CIPP/US Study Guide
Chapter 6: State Comprehensive Privacy Laws

Personal Information and Its Exclusions

All five define personal information as data linkable to an individual, going beyond breach-notification definitions. California uniquely includes household and employment data. Common exclusions: deidentified data, publicly available data, aggregate data, employee data, and federally regulated data.

In all five states, personal information means data that can be associated or linked with a particular individual - broader than the narrow definition in breach-notification laws.

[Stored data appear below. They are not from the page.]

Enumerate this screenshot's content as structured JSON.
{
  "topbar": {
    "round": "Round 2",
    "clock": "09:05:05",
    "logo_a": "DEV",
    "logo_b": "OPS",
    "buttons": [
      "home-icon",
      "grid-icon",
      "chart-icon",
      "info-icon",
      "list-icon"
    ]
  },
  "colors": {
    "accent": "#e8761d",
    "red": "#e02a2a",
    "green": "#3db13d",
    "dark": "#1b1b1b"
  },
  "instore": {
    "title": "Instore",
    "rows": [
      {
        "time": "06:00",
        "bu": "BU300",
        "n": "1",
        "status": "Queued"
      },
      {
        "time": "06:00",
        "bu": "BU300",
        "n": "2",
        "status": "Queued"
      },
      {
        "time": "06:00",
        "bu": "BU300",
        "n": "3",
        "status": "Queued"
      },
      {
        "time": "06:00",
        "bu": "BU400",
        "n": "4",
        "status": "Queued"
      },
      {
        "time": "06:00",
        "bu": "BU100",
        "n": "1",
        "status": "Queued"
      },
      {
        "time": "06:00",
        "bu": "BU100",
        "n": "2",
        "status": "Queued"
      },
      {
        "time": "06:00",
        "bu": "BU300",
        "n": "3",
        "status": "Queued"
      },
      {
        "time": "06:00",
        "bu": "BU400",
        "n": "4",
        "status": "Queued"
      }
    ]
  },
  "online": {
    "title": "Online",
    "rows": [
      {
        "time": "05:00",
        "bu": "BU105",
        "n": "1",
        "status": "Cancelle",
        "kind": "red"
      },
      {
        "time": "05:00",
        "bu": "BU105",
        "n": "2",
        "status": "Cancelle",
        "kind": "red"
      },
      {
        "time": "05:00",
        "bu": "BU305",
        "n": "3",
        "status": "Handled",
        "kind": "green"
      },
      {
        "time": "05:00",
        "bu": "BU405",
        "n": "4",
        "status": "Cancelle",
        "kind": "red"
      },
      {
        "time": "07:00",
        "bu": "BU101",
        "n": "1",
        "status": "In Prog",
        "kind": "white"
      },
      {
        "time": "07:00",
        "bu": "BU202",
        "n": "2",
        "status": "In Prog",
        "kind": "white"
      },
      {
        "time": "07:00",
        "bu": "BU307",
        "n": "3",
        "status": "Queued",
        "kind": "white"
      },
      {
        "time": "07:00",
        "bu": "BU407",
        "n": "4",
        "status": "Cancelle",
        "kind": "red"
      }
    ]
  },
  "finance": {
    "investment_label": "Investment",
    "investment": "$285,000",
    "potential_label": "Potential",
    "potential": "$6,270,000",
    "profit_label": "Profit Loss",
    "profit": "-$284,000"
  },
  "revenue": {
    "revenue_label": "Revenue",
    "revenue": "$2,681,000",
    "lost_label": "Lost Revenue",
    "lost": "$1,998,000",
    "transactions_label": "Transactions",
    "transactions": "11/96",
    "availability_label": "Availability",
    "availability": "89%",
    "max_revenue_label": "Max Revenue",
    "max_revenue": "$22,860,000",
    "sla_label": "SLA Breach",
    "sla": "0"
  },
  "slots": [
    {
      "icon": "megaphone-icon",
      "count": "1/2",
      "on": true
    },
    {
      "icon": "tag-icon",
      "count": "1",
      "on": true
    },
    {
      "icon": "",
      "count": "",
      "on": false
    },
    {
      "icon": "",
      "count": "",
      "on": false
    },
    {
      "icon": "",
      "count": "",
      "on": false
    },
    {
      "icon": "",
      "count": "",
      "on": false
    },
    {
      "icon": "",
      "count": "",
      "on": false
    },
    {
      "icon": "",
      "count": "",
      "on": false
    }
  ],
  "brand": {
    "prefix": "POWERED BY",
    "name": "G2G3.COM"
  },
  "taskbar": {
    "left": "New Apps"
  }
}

California uniquely extends it to the consumer's household and is the only state to include employment data.

Exclusions from personal information
ExclusionWhich states
Deidentified dataAll five
Publicly available informationAll five
Federally regulated data (HIPAA, GLBA, FCRA, DPPA)All five (generally)
Aggregate dataCalifornia, Utah, Virginia (explicitly)
Employee/employment dataConnecticut, Utah, Virginia exclude it; Colorado limits it to employment records
Aggregate data is not universal

While deidentified and publicly available data are excluded by all five, aggregate data is explicitly excluded only by California, Utah, and Virginia. Don't assume all exclusions are uniform.

Key terms - quick answers

What is “Personal information”?
Any data that can be associated or linked with a particular individual; California also covers household and employment data.
What is “Deidentified data”?
Data that cannot reasonably be associated or linked with a particular individual; excluded by all five states.
What is “Publicly available information”?
Information lawfully made available by federal, state, or local governments; excluded by all five states.
What is “Aggregate data”?
Information about a group of consumers with individual identities removed so it is not reasonably linkable to a consumer; explicitly excluded by California, Utah, and Virginia.